A Quick Personal Update
Published at 09:20 on 11 September 2021
Not been posting here much recently because I have been preoccupied with the upcoming move to Vancouver, BC. Or should I say, the potential upcoming move.
You see, my potential employer had been operating under what I call “the child’s conception of NAFTA*.” Which is, upon hearing that the “FT” stands for “free trade,” to conclude based on its name alone that one knows all there is to know about the agreement. In this case, it means assuming cross-border hire is only very slightly more complex than hiring someone from another Canadian province. Just tell the hiree to apply for a work permit under that agreement, wait a few weeks for perfunctory approval, problem solved.
Um, no, that’s not how it works.
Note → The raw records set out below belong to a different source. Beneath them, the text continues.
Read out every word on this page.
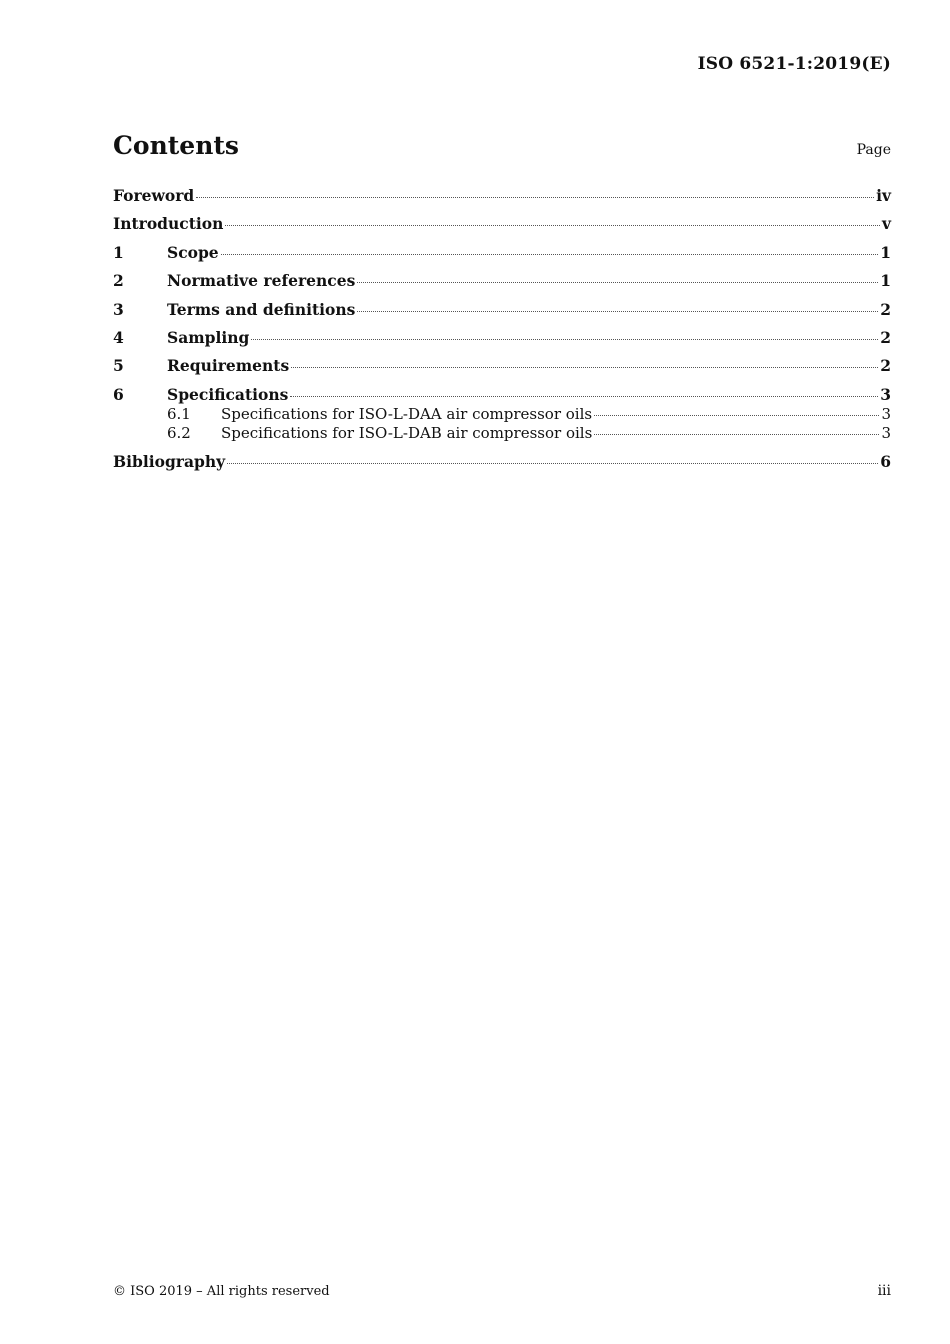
ISO 6521-1:2019(E)
Contents	Page
Foreword	iv
Introduction	v
1	Scope	1
2	Normative references	1
3	Terms and definitions	2
4	Sampling	2
5	Requirements	2
6	Specifications	3
6.1	Specifications for ISO-L-DAA air compressor oils	3
6.2	Specifications for ISO-L-DAB air compressor oils	3
Bibliography	6
© ISO 2019 – All rights reserved	iii
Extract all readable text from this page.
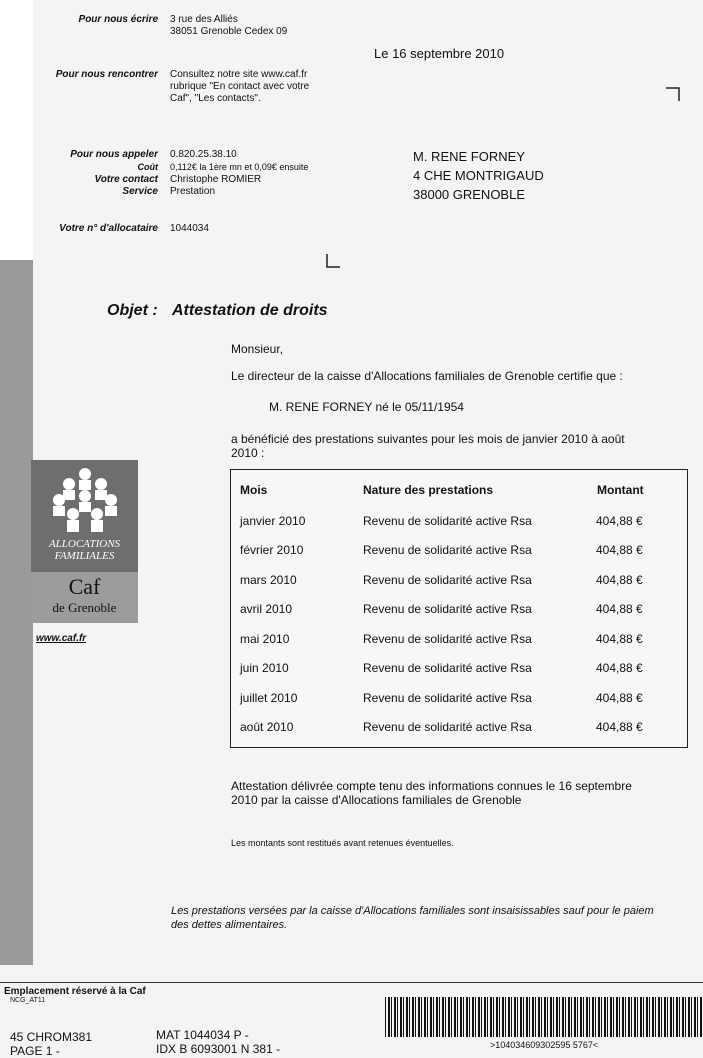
Pour nous écrire 3 rue des Alliés
38051 Grenoble Cedex 09
Pour nous rencontrer Consultez notre site www.caf.fr
rubrique "En contact avec votre
Caf", "Les contacts".
Pour nous appeler 0.820.25.38.10
Coût 0,112€ la 1ère mn et 0,09€ ensuite
Votre contact Christophe ROMIER
Service Prestation
Votre n° d'allocataire 1044034
Le 16 septembre 2010
M. RENE FORNEY
4 CHE MONTRIGAUD
38000 GRENOBLE
Objet : Attestation de droits
Monsieur,
Le directeur de la caisse d'Allocations familiales de Grenoble certifie que :
M. RENE FORNEY né le 05/11/1954
a bénéficié des prestations suivantes pour les mois de janvier 2010 à août
2010 :
ALLOCATIONS
FAMILIALES
Caf
de Grenoble
www.caf.fr
Mois	Nature des prestations	Montant
janvier 2010	Revenu de solidarité active Rsa	404,88 €
février 2010	Revenu de solidarité active Rsa	404,88 €
mars 2010	Revenu de solidarité active Rsa	404,88 €
avril 2010	Revenu de solidarité active Rsa	404,88 €
mai 2010	Revenu de solidarité active Rsa	404,88 €
juin 2010	Revenu de solidarité active Rsa	404,88 €
juillet 2010	Revenu de solidarité active Rsa	404,88 €
août 2010	Revenu de solidarité active Rsa	404,88 €
Attestation délivrée compte tenu des informations connues le 16 septembre
2010 par la caisse d'Allocations familiales de Grenoble
Les montants sont restitués avant retenues éventuelles.
Les prestations versées par la caisse d'Allocations familiales sont insaisissables sauf pour le paiem
des dettes alimentaires.
Emplacement réservé à la Caf
NCG_AT11
45 CHROM381
PAGE 1 -
MAT 1044034 P -
IDX B 6093001 N 381 -	>104034609302595 5767<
Back in the day, I remember right-wing, ultra-capitalist libertarians whining about how NAFTA was false advertising because it really didn’t usher in complete free trade. Well, from their standpoint, they had a point, because it did not. National borders still very much exist and they still very much matter. Yes, there are easy-to-get work permits under that agreement, but they are limited to 63 quite narrow and precisely defined job categories, and a software developer is not among them.
So the intervening weeks have been a process of educating first myself, and then transferring that knowledge to my potential employer, who to this day remains of the general belief that they do not want to get super heavily-involved in the process. Which makes the outcome uncertain, because as Canadian immigration law is written, the employer basically does have to be quite heavily involved in my situation.
One can argue that this should not be the case, given the shortage of software people in Canada. That, however, is a policy advocacy position and not a statement of political fact. The fact is that hiring developers from abroad is not currently so easy or simple.
So this whole exercise may well come to naught so far as they are concerned. It won’t be a total loss from my standpoint, however, as going through it has enabled me to learn about which Vancouver employers are willing to be involved in the process of hiring from abroad (due to the software developer shortage, there is a motive for them to do so). Those are going to be my focus from this point onward, of course.
* And yes, the agreement is no longer officially called NAFTA. It is, depending on what country one resides, USMCA, CUSMA, or T-MEC. (Note how each acronym puts one’s own nation’s name first. But of course. Ah, nationalism. But I digress.) People tend to remember the fact that it’s basically a renegotiated NAFTA, however, and still judge the overall nature of the agreement by its original name.